When you use DFSORT JOINKEYS to join two large files, performance and resource use depend on whether the inputs are already sorted, how much sortwork (SORTWK) is available, and how large the joined output can grow. JOINKEYS internally uses parallel processing: separate tasks read file 1 (F1) and file 2 (F2) and can run at the same time, which helps elapsed time. You can avoid redundant sorting by telling DFSORT when a file is already in join-key order using the SORTED option. This page covers how to join large datasets efficiently: SORTED and NOSEQCK, sortwork sizing, avoiding double sort, output size planning, and practical tips for production jobs.

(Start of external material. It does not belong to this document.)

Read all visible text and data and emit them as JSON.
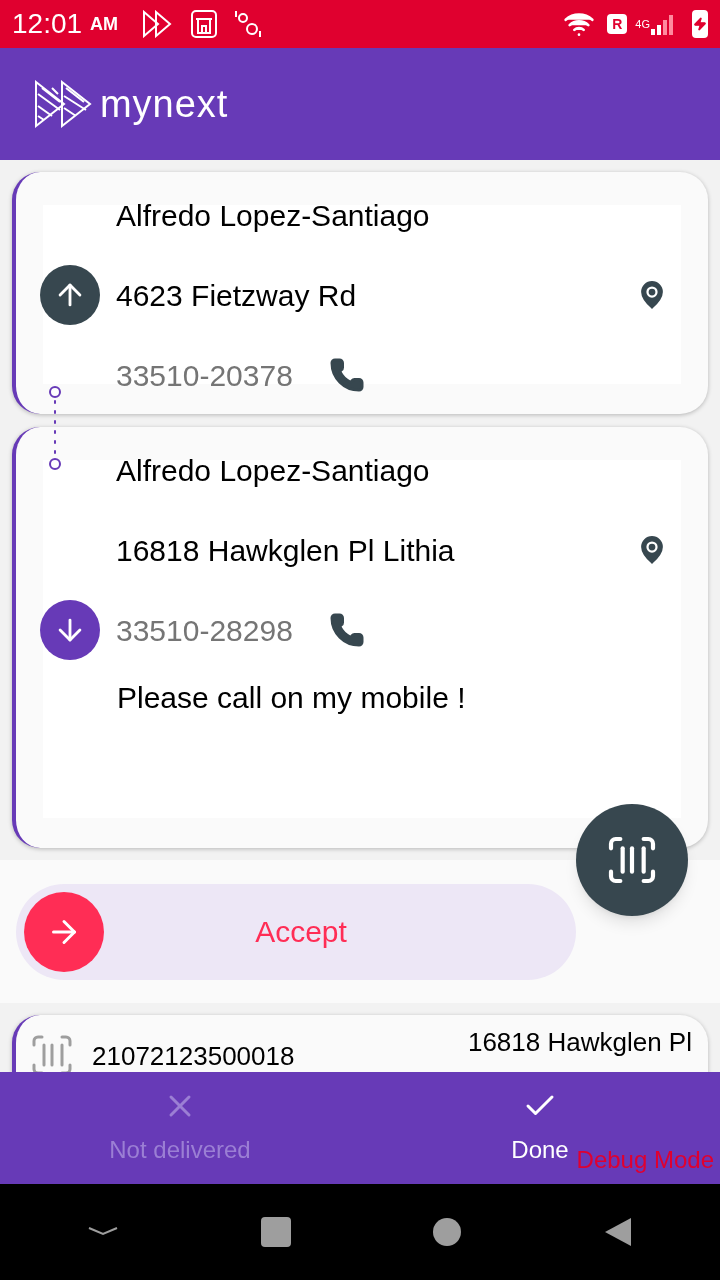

If either or both of your join inputs are already sorted by the same key you use for the join (same position, length, format, and order), you can tell DFSORT so it does not sort them again. That saves CPU and I/O and is one of the most effective ways to speed up large joins.
SORTED is specified on the JOINKEYS statement for that file. It means: this file is in the same order as the join key (ascending or descending as specified in FIELDS=). DFSORT will not sort this file; it will use it as-is for the join.

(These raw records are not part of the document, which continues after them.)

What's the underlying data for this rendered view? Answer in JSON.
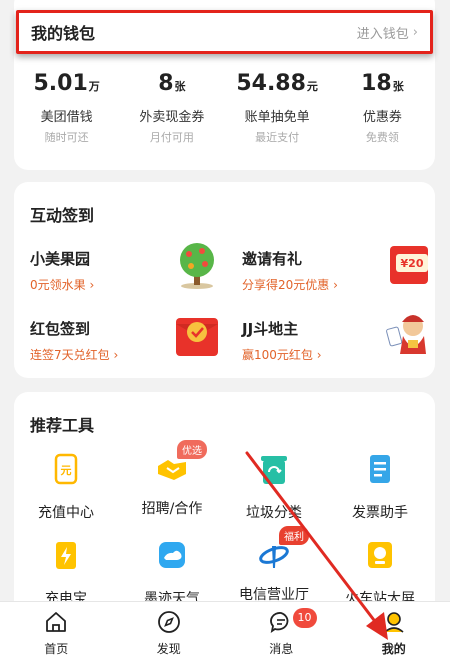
{
  "wallet": {
    "title": "我的钱包",
    "enter_label": "进入钱包",
    "stats": [
      {
        "value": "5.01",
        "unit": "万",
        "label": "美团借钱",
        "sub": "随时可还"
      },
      {
        "value": "8",
        "unit": "张",
        "label": "外卖现金券",
        "sub": "月付可用"
      },
      {
        "value": "54.88",
        "unit": "元",
        "label": "账单抽免单",
        "sub": "最近支付"
      },
      {
        "value": "18",
        "unit": "张",
        "label": "优惠券",
        "sub": "免费领"
      }
    ]
  },
  "checkin": {
    "title": "互动签到",
    "items": [
      {
        "name": "小美果园",
        "sub": "0元领水果",
        "icon": "fruit-tree-icon"
      },
      {
        "name": "邀请有礼",
        "sub": "分享得20元优惠",
        "icon": "red-envelope-20-icon",
        "icon_text": "¥20"
      },
      {
        "name": "红包签到",
        "sub": "连签7天兑红包",
        "icon": "red-packet-check-icon"
      },
      {
        "name": "JJ斗地主",
        "sub": "赢100元红包",
        "icon": "card-game-character-icon"
      }
    ]
  },
  "tools": {
    "title": "推荐工具",
    "items": [
      {
        "label": "充值中心",
        "icon": "recharge-icon",
        "icon_text": "元"
      },
      {
        "label": "招聘/合作",
        "icon": "handshake-icon",
        "tag": "优选"
      },
      {
        "label": "垃圾分类",
        "icon": "trash-bin-icon"
      },
      {
        "label": "发票助手",
        "icon": "invoice-icon"
      },
      {
        "label": "充电宝",
        "icon": "power-bank-icon"
      },
      {
        "label": "墨迹天气",
        "icon": "weather-icon"
      },
      {
        "label": "电信营业厅",
        "icon": "telecom-icon",
        "tag": "福利"
      },
      {
        "label": "火车站大屏",
        "icon": "train-screen-icon"
      }
    ]
  },
  "nav": {
    "items": [
      {
        "label": "首页",
        "icon": "home-icon"
      },
      {
        "label": "发现",
        "icon": "compass-icon"
      },
      {
        "label": "消息",
        "icon": "message-icon",
        "badge": "10"
      },
      {
        "label": "我的",
        "icon": "profile-icon",
        "active": true
      }
    ]
  },
  "colors": {
    "accent": "#ffc300",
    "highlight_border": "#e3231b",
    "orange_text": "#e2632a",
    "badge_red": "#f04a3c"
  }
}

NOSEQCK (no sequence check) tells DFSORT not to verify that the file is in order. Use NOSEQCK only when you are certain the data is correctly sorted; otherwise a sequence error can catch bad data. If you are not sure, omit NOSEQCK so DFSORT validates the order (at some CPU cost).

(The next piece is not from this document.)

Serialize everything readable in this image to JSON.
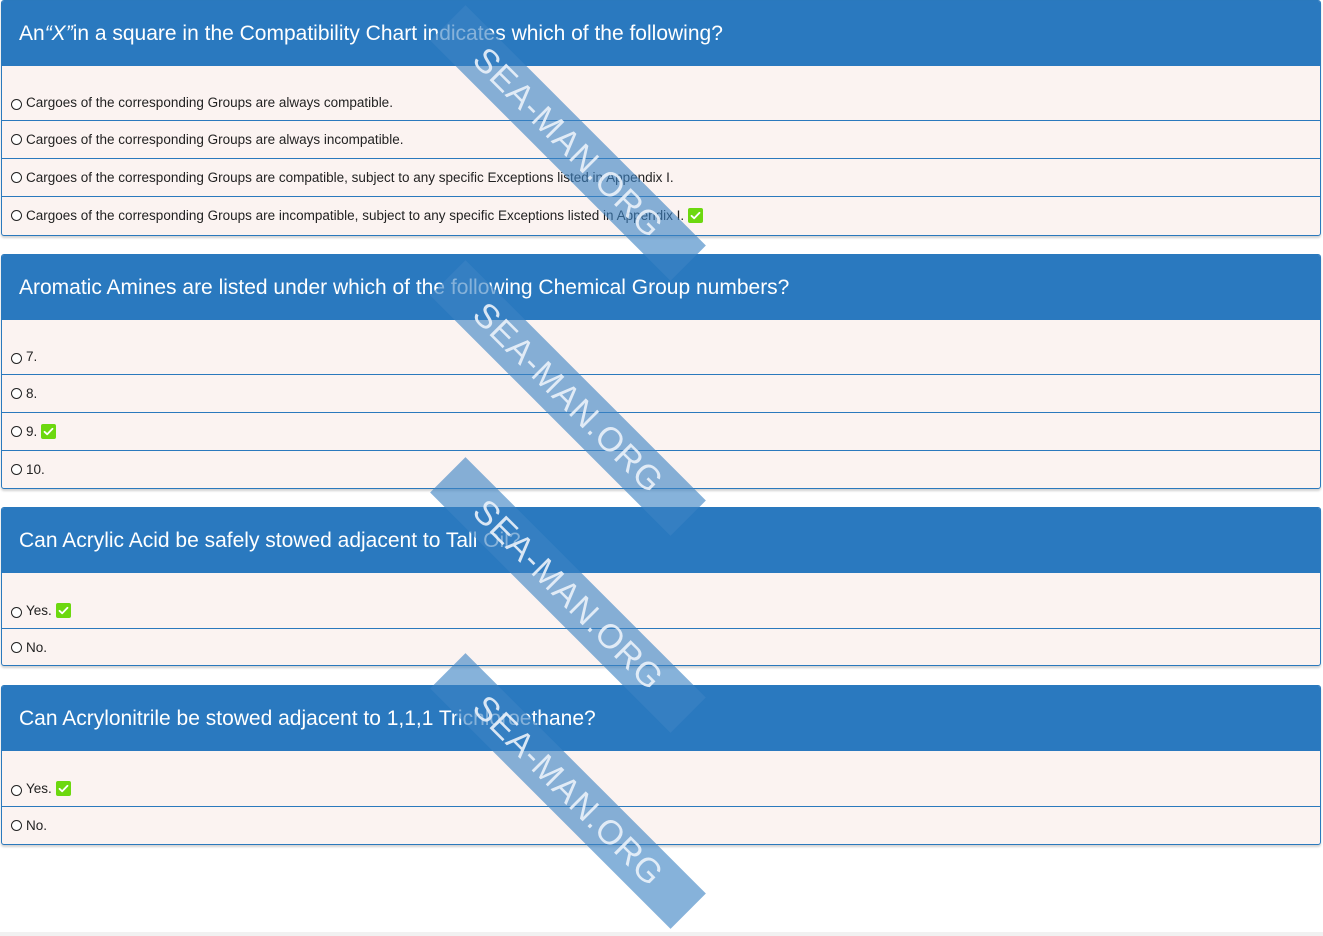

1234JOINKEYS F1=MASTER,FIELDS=(1,10,CH,A),SORTED,NOSEQCK JOINKEYS F2=DETAIL,FIELDS=(5,10,CH,A),SORTED,NOSEQCK REFORMAT FIELDS=(F1:1,80,F2:1,100) SORT FIELDS=COPY
Here both MASTER and DETAIL are already in ascending order by the 10-byte key (F1 at 1–10, F2 at 5–14). SORTED avoids sorting either file. NOSEQCK skips sequence checking. The join then proceeds without the sort phase for F1 and F2, which greatly reduces work for large files.
JOINKEYS runs three logical tasks: one for F1, one for F2, and a main join task. If a file is not declared SORTED, DFSORT must sort (or merge) it by the join key; that sort uses SORTWK (or SORTWK01, SORTWK02, …) work datasets. The main join task also produces a stream of joined records that may need to be sorted or written to work files. So a single JOINKEYS step can use many SORTWK datasets—dozens in real-world large jobs—and each must be large enough to hold its share of the data.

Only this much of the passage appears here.